As noted articles in Hiroshima’s daily newspaper, the Chugoku Shimbun, Abe had also started to become active with other hibakusha in early efforts to support survivors and pursue peace efforts in the mid-1950s, just as the country was beginning to pay more attention to nuclear issues. The end of the U.S. occupation of Japan in the early 1950s brought an end to severe censorship of discussions of the bombings. Writing under a pen name, Eriko, Abe contributed one of 27 personal accounts to a groundbreaking 1953 book entitled Surviving the A-bombing (Genbaku ni Ikite) In her chapter, which took the form of a letter to a friend, she described the loneliness of feeling that her injuries would never heal as others built new lives in a more peaceful Japan that was starting to become more affluent.[vi] In her chapter, which took the form of a letter to a friend, she described the loneliness of feeling that her injuries would never heal as others built new lives in a more peaceful Japan that was starting to become more affluent. 

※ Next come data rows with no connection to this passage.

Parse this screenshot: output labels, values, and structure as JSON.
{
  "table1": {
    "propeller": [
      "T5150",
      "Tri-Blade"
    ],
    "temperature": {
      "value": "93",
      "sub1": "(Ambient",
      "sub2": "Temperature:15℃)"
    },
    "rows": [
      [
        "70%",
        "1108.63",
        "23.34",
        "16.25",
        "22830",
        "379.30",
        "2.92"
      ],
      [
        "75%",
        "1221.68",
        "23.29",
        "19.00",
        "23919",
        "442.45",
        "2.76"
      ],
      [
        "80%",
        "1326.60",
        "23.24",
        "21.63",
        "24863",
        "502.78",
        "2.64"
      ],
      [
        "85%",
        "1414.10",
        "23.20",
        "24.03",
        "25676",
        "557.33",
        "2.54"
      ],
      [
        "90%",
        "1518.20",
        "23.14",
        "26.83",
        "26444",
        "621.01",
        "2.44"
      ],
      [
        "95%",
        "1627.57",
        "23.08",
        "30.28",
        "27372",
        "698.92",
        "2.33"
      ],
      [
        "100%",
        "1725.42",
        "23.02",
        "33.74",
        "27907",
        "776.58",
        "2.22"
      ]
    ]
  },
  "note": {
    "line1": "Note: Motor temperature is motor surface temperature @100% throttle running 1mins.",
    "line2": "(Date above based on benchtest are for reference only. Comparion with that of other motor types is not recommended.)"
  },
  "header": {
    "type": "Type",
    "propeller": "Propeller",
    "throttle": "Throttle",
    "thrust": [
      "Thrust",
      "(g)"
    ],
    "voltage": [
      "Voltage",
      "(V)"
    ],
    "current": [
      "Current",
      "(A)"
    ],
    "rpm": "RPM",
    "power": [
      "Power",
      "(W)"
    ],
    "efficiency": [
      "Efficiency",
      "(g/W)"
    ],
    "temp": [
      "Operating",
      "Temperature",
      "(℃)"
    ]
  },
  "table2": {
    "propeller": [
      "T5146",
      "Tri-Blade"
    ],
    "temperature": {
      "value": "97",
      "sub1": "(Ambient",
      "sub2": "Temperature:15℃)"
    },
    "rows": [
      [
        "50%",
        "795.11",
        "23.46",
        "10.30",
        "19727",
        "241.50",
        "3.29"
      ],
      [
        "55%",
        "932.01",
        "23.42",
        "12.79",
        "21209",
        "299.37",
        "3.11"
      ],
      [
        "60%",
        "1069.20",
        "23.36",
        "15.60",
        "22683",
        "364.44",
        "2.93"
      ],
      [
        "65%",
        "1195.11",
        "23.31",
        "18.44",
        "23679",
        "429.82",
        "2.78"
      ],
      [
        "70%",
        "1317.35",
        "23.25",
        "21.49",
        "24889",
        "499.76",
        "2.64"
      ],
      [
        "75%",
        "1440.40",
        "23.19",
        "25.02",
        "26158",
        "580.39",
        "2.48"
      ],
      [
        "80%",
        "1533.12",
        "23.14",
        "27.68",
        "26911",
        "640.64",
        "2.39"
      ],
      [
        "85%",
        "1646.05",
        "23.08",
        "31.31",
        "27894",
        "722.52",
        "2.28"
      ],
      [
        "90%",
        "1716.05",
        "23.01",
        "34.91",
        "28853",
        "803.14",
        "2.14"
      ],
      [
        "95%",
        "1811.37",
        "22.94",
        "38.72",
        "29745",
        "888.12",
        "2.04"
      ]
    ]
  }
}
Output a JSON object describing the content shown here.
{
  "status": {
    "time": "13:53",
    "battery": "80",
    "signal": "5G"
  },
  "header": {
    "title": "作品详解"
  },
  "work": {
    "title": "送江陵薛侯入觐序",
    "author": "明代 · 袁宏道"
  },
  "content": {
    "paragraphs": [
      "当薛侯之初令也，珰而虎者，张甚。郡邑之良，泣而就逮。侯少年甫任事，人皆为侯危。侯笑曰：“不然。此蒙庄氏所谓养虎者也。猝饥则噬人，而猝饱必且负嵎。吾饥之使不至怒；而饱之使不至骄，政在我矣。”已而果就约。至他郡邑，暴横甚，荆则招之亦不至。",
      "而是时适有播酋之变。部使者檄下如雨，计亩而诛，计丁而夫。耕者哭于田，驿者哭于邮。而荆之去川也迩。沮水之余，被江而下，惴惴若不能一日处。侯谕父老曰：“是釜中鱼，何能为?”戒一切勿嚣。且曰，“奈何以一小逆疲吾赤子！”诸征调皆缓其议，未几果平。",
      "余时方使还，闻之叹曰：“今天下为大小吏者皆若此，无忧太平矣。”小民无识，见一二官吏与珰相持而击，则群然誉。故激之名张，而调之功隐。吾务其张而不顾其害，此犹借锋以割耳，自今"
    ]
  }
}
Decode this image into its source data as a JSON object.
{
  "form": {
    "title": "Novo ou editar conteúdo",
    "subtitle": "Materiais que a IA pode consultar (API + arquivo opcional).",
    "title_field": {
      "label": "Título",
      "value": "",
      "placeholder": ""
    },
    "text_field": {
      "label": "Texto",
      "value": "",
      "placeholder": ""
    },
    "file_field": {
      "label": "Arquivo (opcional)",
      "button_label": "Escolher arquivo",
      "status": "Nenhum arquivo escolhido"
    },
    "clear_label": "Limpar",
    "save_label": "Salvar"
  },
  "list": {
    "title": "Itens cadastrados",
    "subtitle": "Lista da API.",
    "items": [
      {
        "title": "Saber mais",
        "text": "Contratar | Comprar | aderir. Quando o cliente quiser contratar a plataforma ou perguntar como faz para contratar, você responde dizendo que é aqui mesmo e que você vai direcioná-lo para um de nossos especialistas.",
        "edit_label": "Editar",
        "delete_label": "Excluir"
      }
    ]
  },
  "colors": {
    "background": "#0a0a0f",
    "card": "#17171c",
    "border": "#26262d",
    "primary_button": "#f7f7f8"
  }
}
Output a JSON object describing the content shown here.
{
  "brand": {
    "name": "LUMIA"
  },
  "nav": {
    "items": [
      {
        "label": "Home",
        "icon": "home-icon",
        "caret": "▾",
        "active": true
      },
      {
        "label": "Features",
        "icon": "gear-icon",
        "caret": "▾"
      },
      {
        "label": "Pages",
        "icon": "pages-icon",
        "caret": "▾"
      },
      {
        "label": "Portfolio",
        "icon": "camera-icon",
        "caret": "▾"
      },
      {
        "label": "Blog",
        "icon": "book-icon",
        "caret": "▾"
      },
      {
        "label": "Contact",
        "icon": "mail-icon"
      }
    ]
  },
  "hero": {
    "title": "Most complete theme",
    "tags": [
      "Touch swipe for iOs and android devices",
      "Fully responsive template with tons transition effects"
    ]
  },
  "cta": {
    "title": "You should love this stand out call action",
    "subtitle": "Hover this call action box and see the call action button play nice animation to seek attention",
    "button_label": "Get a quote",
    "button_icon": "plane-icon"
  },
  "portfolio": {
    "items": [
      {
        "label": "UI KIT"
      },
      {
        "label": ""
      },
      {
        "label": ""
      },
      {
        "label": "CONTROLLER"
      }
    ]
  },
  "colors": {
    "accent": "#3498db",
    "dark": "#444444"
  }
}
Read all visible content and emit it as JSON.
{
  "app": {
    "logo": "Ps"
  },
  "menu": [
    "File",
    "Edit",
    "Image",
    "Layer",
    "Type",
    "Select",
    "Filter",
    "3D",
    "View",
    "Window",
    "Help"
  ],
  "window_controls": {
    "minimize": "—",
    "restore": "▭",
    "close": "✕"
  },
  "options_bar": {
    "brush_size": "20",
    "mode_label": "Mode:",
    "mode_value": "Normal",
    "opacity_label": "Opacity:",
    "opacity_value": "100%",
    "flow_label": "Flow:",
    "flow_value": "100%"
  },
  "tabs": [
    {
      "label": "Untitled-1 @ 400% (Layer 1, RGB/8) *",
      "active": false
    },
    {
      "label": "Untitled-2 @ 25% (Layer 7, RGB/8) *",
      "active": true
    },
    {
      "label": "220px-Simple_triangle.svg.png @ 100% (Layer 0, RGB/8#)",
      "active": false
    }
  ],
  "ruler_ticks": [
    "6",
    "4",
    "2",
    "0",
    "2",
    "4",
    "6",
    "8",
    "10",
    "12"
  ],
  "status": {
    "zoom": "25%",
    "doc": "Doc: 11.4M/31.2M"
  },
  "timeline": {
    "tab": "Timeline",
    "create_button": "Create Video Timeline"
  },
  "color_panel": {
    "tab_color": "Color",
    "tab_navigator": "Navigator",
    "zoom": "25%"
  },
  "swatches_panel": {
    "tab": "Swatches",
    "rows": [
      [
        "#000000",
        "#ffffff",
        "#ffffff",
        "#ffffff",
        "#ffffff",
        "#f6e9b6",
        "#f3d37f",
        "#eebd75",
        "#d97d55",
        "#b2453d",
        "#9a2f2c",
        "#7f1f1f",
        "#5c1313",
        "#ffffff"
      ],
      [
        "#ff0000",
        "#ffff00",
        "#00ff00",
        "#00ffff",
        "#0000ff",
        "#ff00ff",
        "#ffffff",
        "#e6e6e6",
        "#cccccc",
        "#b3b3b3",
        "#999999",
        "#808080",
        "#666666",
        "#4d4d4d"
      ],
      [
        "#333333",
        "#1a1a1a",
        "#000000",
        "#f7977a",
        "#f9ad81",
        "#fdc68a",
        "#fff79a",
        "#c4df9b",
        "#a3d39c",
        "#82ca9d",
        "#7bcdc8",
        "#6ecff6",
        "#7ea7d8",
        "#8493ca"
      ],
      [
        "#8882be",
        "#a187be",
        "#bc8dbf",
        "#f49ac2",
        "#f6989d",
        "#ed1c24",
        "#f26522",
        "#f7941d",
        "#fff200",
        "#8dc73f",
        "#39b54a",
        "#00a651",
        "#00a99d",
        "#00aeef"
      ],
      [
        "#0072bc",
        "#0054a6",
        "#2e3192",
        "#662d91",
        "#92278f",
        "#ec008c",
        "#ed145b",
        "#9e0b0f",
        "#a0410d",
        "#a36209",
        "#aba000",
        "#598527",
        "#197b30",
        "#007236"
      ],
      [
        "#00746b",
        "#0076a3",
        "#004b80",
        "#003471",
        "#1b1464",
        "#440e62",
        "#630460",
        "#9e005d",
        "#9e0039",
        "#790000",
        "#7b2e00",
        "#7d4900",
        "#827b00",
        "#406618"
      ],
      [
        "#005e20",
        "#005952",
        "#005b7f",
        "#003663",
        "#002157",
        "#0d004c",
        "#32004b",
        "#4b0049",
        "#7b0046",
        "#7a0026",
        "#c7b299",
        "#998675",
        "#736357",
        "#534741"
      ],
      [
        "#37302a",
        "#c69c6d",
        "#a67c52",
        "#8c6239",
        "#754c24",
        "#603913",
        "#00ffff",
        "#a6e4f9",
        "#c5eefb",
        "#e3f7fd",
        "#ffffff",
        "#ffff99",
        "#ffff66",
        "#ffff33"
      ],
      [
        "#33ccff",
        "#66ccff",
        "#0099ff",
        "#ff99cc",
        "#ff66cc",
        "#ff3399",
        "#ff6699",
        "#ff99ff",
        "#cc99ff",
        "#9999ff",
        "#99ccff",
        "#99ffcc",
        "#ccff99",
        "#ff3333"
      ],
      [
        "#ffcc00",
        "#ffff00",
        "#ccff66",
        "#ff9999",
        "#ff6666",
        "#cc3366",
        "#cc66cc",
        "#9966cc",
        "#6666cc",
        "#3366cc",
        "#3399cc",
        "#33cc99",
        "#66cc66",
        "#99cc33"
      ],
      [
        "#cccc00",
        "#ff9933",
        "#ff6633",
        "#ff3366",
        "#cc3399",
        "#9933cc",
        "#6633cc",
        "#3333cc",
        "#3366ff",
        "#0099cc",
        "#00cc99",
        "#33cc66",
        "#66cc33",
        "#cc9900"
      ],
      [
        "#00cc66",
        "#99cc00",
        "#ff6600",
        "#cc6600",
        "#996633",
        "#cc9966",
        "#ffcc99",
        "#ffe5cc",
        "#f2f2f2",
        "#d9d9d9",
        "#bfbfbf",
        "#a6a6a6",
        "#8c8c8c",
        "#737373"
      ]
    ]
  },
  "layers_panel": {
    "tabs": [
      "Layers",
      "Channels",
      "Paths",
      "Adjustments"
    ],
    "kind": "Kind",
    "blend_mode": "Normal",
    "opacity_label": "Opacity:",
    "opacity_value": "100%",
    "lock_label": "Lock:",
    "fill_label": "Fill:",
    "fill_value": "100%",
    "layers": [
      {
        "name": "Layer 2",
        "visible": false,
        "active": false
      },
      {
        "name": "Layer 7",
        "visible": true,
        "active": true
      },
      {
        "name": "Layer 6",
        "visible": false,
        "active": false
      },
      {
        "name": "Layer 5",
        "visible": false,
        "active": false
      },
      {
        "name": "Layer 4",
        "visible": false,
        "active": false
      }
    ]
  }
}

As Abe, at age 98, recalled for an article in early 2025, she attended Japan’s first major international conference opposing nuclear weapons in 1955 (the World Conference Against Atomic and Hydrogen Bombs). There, in her hometown, she was struck by the warm reception conference participants gave the hibakusha attending the conference.“ I had been feeling depressed because people would say things to me as if to rub salt into my wounds, but the people at the conference were kind.”[vii] In 1956, she took one of her children, a son then 6 years old, with her to Tokyo as she joined a group urging the national government to enact the first law extending coverage of bomb-related health care expenses to some hibakusha. A poem she wrote during the campaign for support of the hibakusha would later become a song that was sung at anti-nuclear gatherings.[viii] It read: Place your hands with the warmth of the 10 o’clock sun/on the survivors who have forgotten how to smile amid their sorrow and suffering/ so that they may still feel glad to be alive.”[ix]

Over the years, Abe traveled internationally — including to Germany, Russia, and China — on peace missions, but her travel began with a mission to the United States that Reynolds organized. “Barbara Reynolds (was) a woman of courage,” Abe said. “So, she said that it was necessary to go the United States and appeal to the American public about the damage caused by the atomic bombing. The American public did not know the severe damage caused by the atomic bombing of Nagasaki and Hiroshima.”[x]

For a time, Abe held a grudge against Americans because the bombing had, as she put it, changed her fate totally. “However, after I visited the United States and was touched by the kindness … of the people, I started to pray that no one in the United States would ever be touched by the devastation of the atomic bomb.”

Reynolds had organized the 1964 trip in connection with the pacifist Quakers. “Those who took the leadership in inviting us were Quakers,” Abe said. “They took us to their churches, high schools, and universities. The audiences listened to us very seriously, and they were very surprised by our testimony. And we were very much moved by their response to our talks.”

Abe’s last trip abroad before our 2009 interview had been 10 years earlier, and it took her to China. She smiled as she talked about the differing perspectives, although she clearly found the Chinese views frustrating, “When I appealed to the Chinese people about the importance of the abolition of the atomic bomb, then the audience said they have to be prepared.” The Chinese knew their country had not been prepared when the Japanese attacked in the aggression that would lead the Pacific region into World War II.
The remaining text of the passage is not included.